A The amount of up-front costs associated with selling a property can vary. Some costs are unavoidable, for example legislation requires that there is a BER (building energy rating) certificate. This should cost no more than €150 and your agent will recommend an assessor. Most agents will charge up-front for listing the property on websites such as MyHome.ie and for a sign if you are having one put up. Brochures are an additional cost but most agents can provide much cheaper alternatives to high gloss card.
The most important thing is that all outlays are agreed in advance and detailed in the letter of confirmation of instructions. The agent must issue this letter and you must sign and return it before marketing commences. It is reasonable for the agent to ask for an advance to cover all or part of the agreed outlay as carrying the cost of outlay on numerous properties is a huge strain on cash flow.

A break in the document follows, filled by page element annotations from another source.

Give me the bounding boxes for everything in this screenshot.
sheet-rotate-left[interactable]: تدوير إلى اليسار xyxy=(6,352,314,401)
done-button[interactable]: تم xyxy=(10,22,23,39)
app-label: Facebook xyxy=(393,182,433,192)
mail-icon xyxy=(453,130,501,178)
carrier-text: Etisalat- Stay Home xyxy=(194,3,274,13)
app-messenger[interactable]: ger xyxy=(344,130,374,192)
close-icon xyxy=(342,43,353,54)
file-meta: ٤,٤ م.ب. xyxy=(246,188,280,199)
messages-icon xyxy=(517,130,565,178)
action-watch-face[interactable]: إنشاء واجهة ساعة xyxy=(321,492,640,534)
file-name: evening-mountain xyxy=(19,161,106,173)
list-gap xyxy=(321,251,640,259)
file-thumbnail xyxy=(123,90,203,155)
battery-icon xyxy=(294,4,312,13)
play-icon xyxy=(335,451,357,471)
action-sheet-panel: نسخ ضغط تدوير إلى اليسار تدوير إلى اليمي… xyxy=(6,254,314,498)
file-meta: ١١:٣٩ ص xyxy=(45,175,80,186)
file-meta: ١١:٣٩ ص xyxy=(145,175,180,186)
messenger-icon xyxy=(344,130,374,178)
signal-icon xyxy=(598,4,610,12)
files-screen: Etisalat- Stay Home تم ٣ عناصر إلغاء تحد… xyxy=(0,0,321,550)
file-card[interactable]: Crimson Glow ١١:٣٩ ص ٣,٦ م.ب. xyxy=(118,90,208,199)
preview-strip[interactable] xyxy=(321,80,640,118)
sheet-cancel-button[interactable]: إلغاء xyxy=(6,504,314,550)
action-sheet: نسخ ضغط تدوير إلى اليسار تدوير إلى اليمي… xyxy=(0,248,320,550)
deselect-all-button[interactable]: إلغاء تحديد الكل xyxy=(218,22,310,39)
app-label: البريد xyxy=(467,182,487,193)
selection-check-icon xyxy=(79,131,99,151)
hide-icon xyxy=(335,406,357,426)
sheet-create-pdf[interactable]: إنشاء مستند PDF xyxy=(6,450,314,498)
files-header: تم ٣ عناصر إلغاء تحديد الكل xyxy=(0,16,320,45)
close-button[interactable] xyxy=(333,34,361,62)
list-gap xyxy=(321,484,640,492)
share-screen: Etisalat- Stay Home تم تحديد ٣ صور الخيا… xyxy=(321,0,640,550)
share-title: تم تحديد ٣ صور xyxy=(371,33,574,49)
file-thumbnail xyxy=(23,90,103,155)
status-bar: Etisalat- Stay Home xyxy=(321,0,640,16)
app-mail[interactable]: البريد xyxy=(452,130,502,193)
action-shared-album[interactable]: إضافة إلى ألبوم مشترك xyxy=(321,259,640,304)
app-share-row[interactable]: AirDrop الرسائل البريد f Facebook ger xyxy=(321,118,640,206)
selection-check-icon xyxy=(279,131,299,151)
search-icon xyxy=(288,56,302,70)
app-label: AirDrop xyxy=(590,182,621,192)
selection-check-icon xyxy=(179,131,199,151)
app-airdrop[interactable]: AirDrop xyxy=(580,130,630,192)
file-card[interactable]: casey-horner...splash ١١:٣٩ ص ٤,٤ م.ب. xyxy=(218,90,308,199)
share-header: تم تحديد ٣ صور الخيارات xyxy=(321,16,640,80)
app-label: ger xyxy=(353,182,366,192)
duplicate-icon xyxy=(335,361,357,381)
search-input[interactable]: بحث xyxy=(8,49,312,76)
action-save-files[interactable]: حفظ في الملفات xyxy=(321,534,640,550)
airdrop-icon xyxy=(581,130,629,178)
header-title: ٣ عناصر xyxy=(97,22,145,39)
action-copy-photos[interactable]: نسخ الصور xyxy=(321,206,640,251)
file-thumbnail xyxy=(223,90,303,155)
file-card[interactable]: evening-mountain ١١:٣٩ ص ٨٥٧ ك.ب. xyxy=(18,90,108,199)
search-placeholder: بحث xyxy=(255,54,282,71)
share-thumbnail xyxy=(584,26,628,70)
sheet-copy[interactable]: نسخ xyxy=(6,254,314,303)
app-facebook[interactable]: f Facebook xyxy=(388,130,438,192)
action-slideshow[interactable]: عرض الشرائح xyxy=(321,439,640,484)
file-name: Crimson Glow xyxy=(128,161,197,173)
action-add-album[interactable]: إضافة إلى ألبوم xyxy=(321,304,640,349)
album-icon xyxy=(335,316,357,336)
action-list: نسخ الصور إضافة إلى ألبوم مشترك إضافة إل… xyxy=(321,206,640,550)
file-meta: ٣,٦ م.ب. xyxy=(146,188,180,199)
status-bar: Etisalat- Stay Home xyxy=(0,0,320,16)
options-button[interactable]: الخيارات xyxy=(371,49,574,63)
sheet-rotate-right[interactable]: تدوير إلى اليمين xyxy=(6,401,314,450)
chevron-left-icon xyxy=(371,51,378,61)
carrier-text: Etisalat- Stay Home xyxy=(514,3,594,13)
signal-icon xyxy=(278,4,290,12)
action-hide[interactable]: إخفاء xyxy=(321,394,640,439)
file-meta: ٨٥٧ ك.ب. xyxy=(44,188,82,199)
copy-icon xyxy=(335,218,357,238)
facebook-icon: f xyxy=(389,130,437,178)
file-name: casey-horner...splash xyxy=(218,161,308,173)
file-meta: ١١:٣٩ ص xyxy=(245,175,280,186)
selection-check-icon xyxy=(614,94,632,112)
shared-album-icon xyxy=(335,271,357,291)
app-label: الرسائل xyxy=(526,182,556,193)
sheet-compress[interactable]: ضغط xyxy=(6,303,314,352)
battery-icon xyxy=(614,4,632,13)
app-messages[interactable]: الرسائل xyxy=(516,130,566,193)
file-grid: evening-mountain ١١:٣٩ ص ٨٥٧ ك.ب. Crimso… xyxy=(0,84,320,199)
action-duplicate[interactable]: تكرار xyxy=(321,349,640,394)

Sometimes people lose sight of the important factors when choosing an agent. A difference of a couple of hundred euro in outlay or a fraction of a percentage in sales fee is generally much less than one bid on your property so choose the best agent; not the “cheapest” one. Selling your house is probably the largest transaction of your life so choose wisely and don’t focus too much on small cost differences.You should also ensure the agent is licensed by the Property Service Regulatory Authority and ideally a member of a professional body.